And the part where you refute his statements with actual technical information...? Or is it one of those "you have to trust me on this" kind of posts?
In any case, it is just as his affirmations without actual proof
No need to take anyone's word for it, AMD has publicly released a very generous amount of documentation on Bobcat and especially Jaguar, and at least a reasonable amount for Bulldozer and Piledriver. There's also sources like GCC you can glean uarch info from..

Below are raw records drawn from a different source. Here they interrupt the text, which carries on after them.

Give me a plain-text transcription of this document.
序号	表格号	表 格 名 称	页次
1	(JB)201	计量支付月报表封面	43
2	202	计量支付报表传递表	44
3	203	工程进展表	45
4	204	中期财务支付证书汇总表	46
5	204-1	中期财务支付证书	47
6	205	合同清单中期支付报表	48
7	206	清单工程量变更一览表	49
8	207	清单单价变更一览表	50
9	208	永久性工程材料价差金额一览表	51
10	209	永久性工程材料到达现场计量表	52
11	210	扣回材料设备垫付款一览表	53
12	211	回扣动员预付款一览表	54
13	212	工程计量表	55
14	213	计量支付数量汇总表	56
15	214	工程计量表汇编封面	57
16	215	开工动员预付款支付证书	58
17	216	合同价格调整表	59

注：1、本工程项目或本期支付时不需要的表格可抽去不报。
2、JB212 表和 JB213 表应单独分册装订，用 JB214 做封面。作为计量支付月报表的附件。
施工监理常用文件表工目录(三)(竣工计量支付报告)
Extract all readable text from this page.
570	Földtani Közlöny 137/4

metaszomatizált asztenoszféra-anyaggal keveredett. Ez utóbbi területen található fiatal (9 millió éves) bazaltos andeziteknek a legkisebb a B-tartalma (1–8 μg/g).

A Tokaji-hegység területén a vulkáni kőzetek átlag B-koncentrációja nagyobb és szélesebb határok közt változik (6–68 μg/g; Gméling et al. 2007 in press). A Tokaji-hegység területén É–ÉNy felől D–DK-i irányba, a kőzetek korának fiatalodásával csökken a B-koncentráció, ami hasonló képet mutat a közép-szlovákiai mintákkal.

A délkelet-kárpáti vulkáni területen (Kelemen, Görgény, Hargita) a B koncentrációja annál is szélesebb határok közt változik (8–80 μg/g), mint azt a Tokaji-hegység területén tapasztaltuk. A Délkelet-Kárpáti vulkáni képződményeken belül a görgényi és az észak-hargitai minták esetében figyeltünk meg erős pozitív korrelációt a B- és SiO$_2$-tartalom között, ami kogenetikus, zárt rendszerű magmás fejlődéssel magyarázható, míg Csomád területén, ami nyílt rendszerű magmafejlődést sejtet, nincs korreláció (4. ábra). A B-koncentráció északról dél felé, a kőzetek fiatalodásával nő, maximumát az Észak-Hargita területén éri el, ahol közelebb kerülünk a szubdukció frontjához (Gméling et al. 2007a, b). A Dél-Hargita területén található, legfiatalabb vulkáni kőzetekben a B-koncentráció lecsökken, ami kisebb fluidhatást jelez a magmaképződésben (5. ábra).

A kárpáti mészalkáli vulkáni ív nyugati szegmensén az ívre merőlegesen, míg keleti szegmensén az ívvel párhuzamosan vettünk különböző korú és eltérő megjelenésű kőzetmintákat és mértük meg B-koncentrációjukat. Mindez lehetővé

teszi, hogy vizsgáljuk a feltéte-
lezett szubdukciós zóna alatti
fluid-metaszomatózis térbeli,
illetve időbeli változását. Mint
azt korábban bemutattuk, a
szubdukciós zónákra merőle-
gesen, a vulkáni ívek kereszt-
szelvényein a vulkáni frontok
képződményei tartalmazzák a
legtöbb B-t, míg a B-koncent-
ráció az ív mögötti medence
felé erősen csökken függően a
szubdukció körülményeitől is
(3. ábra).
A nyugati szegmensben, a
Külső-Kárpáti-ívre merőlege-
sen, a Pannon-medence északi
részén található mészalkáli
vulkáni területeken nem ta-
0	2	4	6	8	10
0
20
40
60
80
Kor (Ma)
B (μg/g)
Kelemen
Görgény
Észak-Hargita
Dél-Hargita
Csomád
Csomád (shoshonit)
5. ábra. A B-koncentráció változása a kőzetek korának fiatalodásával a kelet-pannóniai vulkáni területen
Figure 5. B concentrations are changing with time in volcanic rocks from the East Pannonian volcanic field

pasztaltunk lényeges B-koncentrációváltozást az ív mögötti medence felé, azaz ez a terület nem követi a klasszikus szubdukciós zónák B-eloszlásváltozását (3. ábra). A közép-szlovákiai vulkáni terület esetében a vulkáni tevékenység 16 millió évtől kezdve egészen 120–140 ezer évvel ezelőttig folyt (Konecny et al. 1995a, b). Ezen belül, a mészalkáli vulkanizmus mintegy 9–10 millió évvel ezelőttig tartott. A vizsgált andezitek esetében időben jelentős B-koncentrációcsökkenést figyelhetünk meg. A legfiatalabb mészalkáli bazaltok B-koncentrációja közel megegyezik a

Saying that BD and Bobcat share the same vector units is just profoundly inaccurate. Off the top of my head:
- Bobcat has two execution ports, Bulldozer has four
- Bobcat has only 64-bit FP and integer execution, Bulldozer has 128-bit
- Bobcat has FADD and FMUL pipes, Bulldozer has two FMA pipes
- Bobcat has 2-3 cycle latency FP operations, Bulldozer is 5-6 cycles (this means a really fundamentally different approach in how the pipeline is designed)
- Bobcat only supports up to SSSE3, while Bulldozer supports SSE4.x, AVX, FMA, and XOP and has the real execution to back it
- AFAIK Bobcat doesn't have SIMD move elimination, while Bulldozer does
Jaguar mainly changes things by widening the units to 128-bit, adding SSE4.x and AVX, tightening some timings and I think removing some microcodings. I'm not aware of any changes Piledriver makes to the vector part at all.
This is all backed by easily available documentation: look at slides, publications from HotChips, optimization guides, Agner Fog's manuals, GCC scheduler definitions, and so on..
Probably NostaSeronx saw something that he thinks says what he does but actually says something completely different (although how anyone could misconstrue somethnig into this is a real headscratcher), or he saw something that isn't actually from a reliable source.